使用这两种技术对12例心脏和心肺移植受者以及27例艾滋病患者的95份血液样本中的HCMV DNA进行定量检测。HCS分析使用3.5 ml全血,而Q-PCR检测则使用1×10⁵外周血白细胞(PBL)。通过HCS和Q-PCR获得的HCMV DNA水平分别表示为每毫升全血或1×10⁵ PBL中的基因组当量(GE)数。对HCS和Q-PCR的结果进行比较并进行统计分析。此外,将HCMV DNA值与抗原血症和病毒血症水平进行比较。

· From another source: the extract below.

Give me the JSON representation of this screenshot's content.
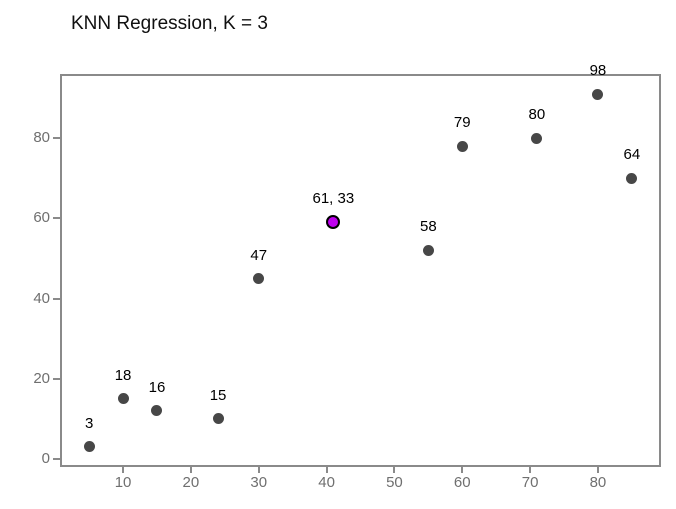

相对于Q-PCR,HCS、抗原血症和病毒血症的敏感性分别为37.2%、79.5%和33.3%。所有技术的特异性均为100%。平均而言,仅通过Q-PCR呈阳性的样本中HCMV DNA含量较低。特别是,49份HCS检测为阴性而Q-PCR检测为阳性的样本中,有45份(91.8%)显示每1×10⁵ PBL中HCMV DNA含量<500 GE。在HCS和Q-PCR均呈阳性的样本中(n = 29,R = 0.693,P < 0.01),定量DNA水平之间存在显著相关性。HCS检测呈阳性与Q-PCR测定的显著更高的DNA值以及显著更高的抗原血症和病毒血症水平相关。抗病毒治疗后,使用HCS和Q-PCR均观察到DNA血症水平下降。鉴于HCS漏检的绝大多数血液样本中HCMV DNA含量较低,临床上无显著意义,因此HCS作为实体器官移植受者和艾滋病患者中替代PCR进行HCMV DNA定量检测的方法似乎非常有前景。